HP will cut another 33,000 jobs

HP

Hewlett-Packard is wielding the axe to another 33,000 jobs ahead of its increasingly feverish break-up in November.

First reported by Bloomberg, up to 33,000 positions will be lost. In hard numbers, 25,000 to 30,000 of the lost jobs will be absorbed by what will become Hewlett Packard Enterprise. This figure accounts for roughly 10-12% of the estimated 250,000 that will be employed by that company.

HP has been on a rocky road for some time and the job losses announced today are in addition to 55,000 positions that will already be lost as a result of the split that will see HP operate as two separate companies: HP Inc. and Hewlett Packard Enterprise.

The reason

CEO Meg Whitman needs to make the latest round of cuts due to the revenue the enterprise side of the business has been hemorrhaging since 2011. Whitman likened the $4 billion (around £2.58 billion, or AU$5.58 billion) in losses to water draining from a bathtub.

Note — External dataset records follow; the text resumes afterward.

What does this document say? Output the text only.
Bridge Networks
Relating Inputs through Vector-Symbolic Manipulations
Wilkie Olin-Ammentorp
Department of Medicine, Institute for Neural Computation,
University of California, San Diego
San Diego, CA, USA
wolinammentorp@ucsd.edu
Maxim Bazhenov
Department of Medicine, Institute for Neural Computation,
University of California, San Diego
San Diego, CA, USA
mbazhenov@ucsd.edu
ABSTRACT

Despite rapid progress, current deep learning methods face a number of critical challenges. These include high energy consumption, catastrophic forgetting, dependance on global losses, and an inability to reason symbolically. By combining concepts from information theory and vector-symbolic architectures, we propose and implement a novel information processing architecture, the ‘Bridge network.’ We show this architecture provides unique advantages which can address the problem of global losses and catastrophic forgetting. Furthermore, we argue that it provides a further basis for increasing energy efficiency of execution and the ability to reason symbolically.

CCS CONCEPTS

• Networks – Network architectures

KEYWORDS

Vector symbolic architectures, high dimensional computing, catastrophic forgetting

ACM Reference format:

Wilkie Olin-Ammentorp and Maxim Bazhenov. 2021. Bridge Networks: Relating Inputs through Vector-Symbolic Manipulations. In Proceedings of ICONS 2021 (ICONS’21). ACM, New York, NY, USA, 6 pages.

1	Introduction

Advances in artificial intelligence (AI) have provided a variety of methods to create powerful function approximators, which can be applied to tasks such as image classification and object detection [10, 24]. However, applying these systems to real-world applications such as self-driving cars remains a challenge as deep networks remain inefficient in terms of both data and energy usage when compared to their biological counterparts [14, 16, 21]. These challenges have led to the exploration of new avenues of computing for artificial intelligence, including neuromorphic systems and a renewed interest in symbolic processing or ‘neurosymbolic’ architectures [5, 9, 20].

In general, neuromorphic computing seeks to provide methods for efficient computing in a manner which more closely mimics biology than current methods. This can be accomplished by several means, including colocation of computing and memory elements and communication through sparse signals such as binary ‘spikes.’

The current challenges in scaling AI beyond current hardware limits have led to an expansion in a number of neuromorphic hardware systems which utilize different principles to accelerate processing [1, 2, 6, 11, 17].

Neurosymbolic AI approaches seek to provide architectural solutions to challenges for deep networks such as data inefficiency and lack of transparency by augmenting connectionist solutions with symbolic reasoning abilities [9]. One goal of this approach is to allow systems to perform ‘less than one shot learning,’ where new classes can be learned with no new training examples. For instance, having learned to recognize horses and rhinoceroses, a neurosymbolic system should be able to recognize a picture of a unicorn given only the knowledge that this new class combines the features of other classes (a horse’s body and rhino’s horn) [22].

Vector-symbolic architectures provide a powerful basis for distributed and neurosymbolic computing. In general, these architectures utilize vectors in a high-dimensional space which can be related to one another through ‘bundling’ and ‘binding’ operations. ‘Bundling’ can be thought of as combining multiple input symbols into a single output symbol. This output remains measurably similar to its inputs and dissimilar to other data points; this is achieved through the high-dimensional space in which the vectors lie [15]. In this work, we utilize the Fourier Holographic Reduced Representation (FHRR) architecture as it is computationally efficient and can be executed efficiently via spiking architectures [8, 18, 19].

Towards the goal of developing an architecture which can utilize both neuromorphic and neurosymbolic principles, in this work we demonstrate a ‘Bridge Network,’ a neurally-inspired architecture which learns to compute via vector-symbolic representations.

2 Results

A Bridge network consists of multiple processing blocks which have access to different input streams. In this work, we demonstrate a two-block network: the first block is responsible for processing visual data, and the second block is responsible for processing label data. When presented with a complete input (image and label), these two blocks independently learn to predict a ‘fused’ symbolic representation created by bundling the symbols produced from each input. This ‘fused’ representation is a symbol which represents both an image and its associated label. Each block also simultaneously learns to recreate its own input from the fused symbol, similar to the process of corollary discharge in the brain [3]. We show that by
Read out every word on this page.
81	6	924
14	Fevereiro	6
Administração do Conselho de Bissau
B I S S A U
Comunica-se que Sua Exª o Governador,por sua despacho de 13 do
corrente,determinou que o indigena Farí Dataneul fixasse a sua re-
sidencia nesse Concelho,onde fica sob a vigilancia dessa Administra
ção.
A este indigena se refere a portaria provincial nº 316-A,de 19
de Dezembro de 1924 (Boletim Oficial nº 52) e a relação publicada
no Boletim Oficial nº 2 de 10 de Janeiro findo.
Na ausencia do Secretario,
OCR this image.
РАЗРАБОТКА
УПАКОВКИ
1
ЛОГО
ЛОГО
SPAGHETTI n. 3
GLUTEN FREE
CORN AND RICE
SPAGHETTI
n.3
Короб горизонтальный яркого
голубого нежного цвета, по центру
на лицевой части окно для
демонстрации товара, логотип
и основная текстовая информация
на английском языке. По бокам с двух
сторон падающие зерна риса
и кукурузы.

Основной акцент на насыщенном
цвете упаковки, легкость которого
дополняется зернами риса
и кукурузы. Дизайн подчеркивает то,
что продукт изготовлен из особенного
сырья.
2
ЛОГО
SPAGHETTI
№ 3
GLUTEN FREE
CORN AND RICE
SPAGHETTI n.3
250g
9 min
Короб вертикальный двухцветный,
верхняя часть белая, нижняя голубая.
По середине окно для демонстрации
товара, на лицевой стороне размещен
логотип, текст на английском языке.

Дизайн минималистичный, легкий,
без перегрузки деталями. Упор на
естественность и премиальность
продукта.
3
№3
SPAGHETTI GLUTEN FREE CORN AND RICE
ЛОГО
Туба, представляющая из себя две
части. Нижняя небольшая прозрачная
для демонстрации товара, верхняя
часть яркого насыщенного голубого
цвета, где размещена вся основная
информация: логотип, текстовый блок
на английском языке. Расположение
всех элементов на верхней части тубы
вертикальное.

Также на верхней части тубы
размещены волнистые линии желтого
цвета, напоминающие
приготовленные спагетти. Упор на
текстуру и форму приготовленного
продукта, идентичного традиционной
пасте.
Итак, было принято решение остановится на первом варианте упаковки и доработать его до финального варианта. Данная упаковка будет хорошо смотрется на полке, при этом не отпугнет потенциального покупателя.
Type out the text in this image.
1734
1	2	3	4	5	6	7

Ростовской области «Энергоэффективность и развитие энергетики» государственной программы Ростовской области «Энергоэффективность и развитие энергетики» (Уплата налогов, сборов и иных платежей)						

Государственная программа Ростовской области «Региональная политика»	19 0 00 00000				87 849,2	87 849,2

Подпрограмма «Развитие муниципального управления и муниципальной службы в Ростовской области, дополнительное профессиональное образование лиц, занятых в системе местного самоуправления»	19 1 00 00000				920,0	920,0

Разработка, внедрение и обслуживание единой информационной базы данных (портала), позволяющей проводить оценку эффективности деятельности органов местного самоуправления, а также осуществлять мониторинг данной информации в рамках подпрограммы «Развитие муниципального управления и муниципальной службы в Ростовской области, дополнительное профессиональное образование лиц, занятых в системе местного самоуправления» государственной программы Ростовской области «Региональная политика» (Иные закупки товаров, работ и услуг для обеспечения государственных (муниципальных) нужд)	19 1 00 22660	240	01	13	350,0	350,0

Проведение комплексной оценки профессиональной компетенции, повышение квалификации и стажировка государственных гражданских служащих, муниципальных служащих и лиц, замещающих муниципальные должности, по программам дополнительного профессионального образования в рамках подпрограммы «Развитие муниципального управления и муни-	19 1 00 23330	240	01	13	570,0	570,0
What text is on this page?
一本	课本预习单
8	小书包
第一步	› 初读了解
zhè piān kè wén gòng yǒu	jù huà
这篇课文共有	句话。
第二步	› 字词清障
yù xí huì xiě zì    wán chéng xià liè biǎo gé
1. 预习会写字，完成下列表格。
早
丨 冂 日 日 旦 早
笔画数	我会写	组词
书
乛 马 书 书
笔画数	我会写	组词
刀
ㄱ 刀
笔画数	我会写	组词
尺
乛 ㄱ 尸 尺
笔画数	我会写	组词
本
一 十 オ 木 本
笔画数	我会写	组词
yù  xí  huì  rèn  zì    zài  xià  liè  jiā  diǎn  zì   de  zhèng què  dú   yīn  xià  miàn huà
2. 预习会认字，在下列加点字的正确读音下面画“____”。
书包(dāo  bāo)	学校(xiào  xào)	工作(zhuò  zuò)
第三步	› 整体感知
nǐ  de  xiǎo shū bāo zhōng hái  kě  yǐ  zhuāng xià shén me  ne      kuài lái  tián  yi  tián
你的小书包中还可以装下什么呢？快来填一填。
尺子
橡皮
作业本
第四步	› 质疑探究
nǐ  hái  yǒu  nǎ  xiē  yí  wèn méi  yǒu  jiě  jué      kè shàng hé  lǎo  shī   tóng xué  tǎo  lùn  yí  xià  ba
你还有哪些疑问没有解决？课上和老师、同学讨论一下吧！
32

At the current junction HP is full of money-saving ideas and another is to to move employees from high-cost countries, such as the US, to low-costs areas.

By 2018, Mike Nefkens, general manager of enterprise services, said he expects 60% of workers to be located in so-called cheaper countries.

Costs up to $2.7b

The latest round of cuts come after a dollop of bad news just over two weeks ago where unnamed sources pointed to shady practices involving an external company that were geared towards delivering more savings as part of the layoffs.

HP now expects the split to cost $2.7 billion (around £1.74 billion, or AU$3.76 billion), up from the previously disclosed $2 billion (around £1.29 billion, or AU$2.56 billion) and you get the distinct feeling that November can't come soon enough for those that still have a job at HP.